The included literature comprised thirty-four articles that investigated the impact of exercise on gait performance in patients with PD. The outcome measures were primarily focused on three aspects: TUGT, stride velocity, and step length.

TUGT: A total of twenty-six articles were included in the analysis, which utilized the TUGT to assess the gait performance of PD patients, involving 1,138 patients.

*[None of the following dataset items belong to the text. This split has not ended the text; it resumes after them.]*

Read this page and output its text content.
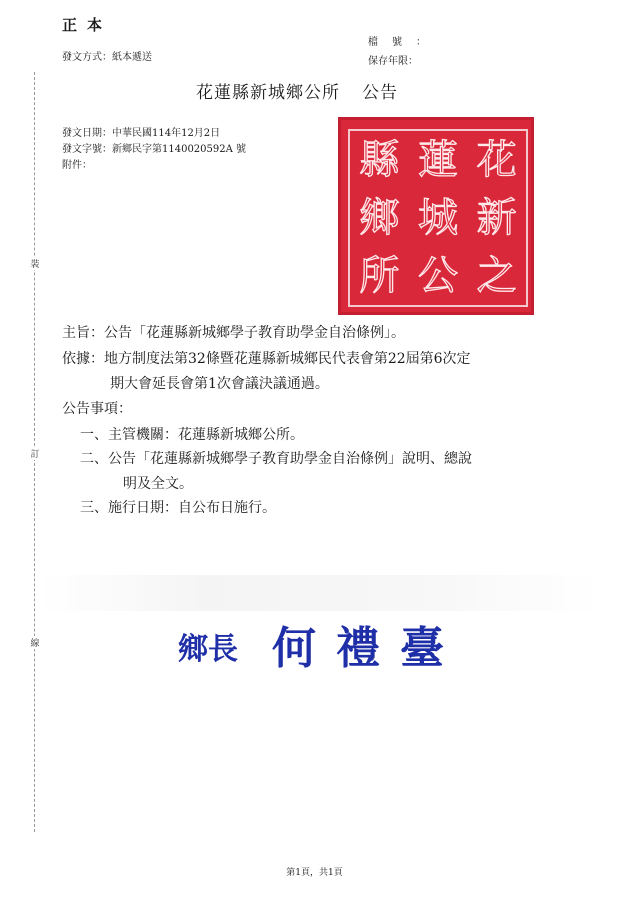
裝
訂
線
正本
發文方式：紙本遞送
檔　號 ：
保存年限：
花蓮縣新城鄉公所 公告
發文日期：中華民國114年12月2日
發文字號：新鄉民字第1140020592A 號
附件：	縣 蓮 花
鄉 城 新
所 公 之
主旨：公告「花蓮縣新城鄉學子教育助學金自治條例」。
依據：地方制度法第32條暨花蓮縣新城鄉民代表會第22屆第6次定
期大會延長會第1次會議決議通過。
公告事項：
一、主管機關：花蓮縣新城鄉公所。
二、公告「花蓮縣新城鄉學子教育助學金自治條例」說明、總說
明及全文。
三、施行日期：自公布日施行。
鄉長 何禮臺
第1頁，共1頁
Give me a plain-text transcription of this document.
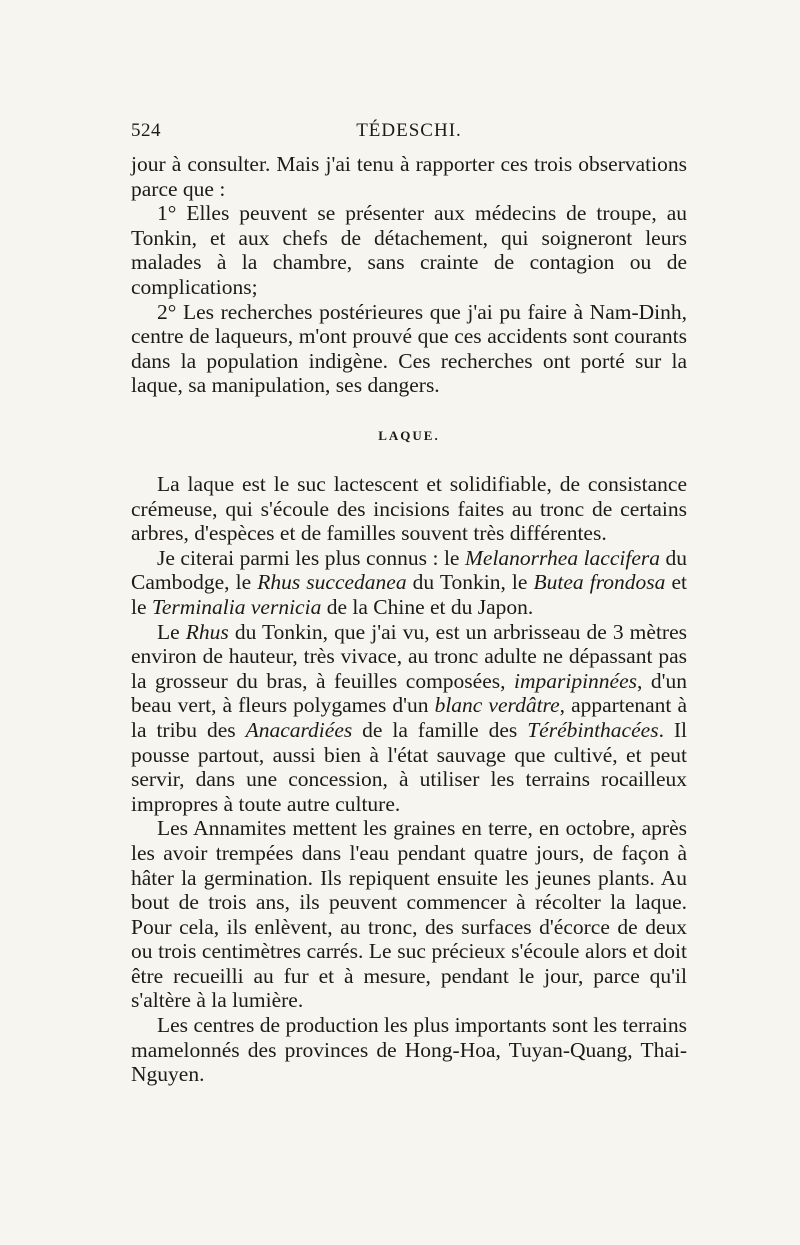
524	TÉDESCHI.

jour à consulter. Mais j'ai tenu à rapporter ces trois observations parce que :

1° Elles peuvent se présenter aux médecins de troupe, au Tonkin, et aux chefs de détachement, qui soigneront leurs malades à la chambre, sans crainte de contagion ou de complications;

2° Les recherches postérieures que j'ai pu faire à Nam-Dinh, centre de laqueurs, m'ont prouvé que ces accidents sont courants dans la population indigène. Ces recherches ont porté sur la laque, sa manipulation, ses dangers.

LAQUE.

La laque est le suc lactescent et solidifiable, de consistance crémeuse, qui s'écoule des incisions faites au tronc de certains arbres, d'espèces et de familles souvent très différentes.

Je citerai parmi les plus connus : le Melanorrhea laccifera du Cambodge, le Rhus succedanea du Tonkin, le Butea frondosa et le Terminalia vernicia de la Chine et du Japon.

Le Rhus du Tonkin, que j'ai vu, est un arbrisseau de 3 mètres environ de hauteur, très vivace, au tronc adulte ne dépassant pas la grosseur du bras, à feuilles composées, imparipinnées, d'un beau vert, à fleurs polygames d'un blanc verdâtre, appartenant à la tribu des Anacardiées de la famille des Térébinthacées. Il pousse partout, aussi bien à l'état sauvage que cultivé, et peut servir, dans une concession, à utiliser les terrains rocailleux impropres à toute autre culture.

Les Annamites mettent les graines en terre, en octobre, après les avoir trempées dans l'eau pendant quatre jours, de façon à hâter la germination. Ils repiquent ensuite les jeunes plants. Au bout de trois ans, ils peuvent commencer à récolter la laque. Pour cela, ils enlèvent, au tronc, des surfaces d'écorce de deux ou trois centimètres carrés. Le suc précieux s'écoule alors et doit être recueilli au fur et à mesure, pendant le jour, parce qu'il s'altère à la lumière.

Les centres de production les plus importants sont les terrains mamelonnés des provinces de Hong-Hoa, Tuyan-Quang, Thai-Nguyen.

The heterogeneity test results indicated an I² = 36%, p= 0.036. The pooled effect size demonstrated that the exercise intervention group outperformed the control group, with a statistically significant difference between groups [SMD = −0.44, 95% CI (−0.60, −0.29), p = 0.0017]. The results showed that the total effect amount fell on the left side of the invalid line, and the exercise intervention was considered favorable, as shown in Fig 6. Subgroup analysis revealed that the aquatic therapy group [MD = −0.79, 95%CI (−1.51, −0.08), p < 0.01], the traditional Chinese exercises group [SMD = −1.09, 95%CI (−1.52, −0.65), p < 0.01], and the resistance training group [MD = −0.35, 95%CI (−0.64, −0.06), p = 0.02] all showed superiority over the control group, with statistically significant subgroup differences (Q = 9.98, p < 0.05), as detailed in Table 2.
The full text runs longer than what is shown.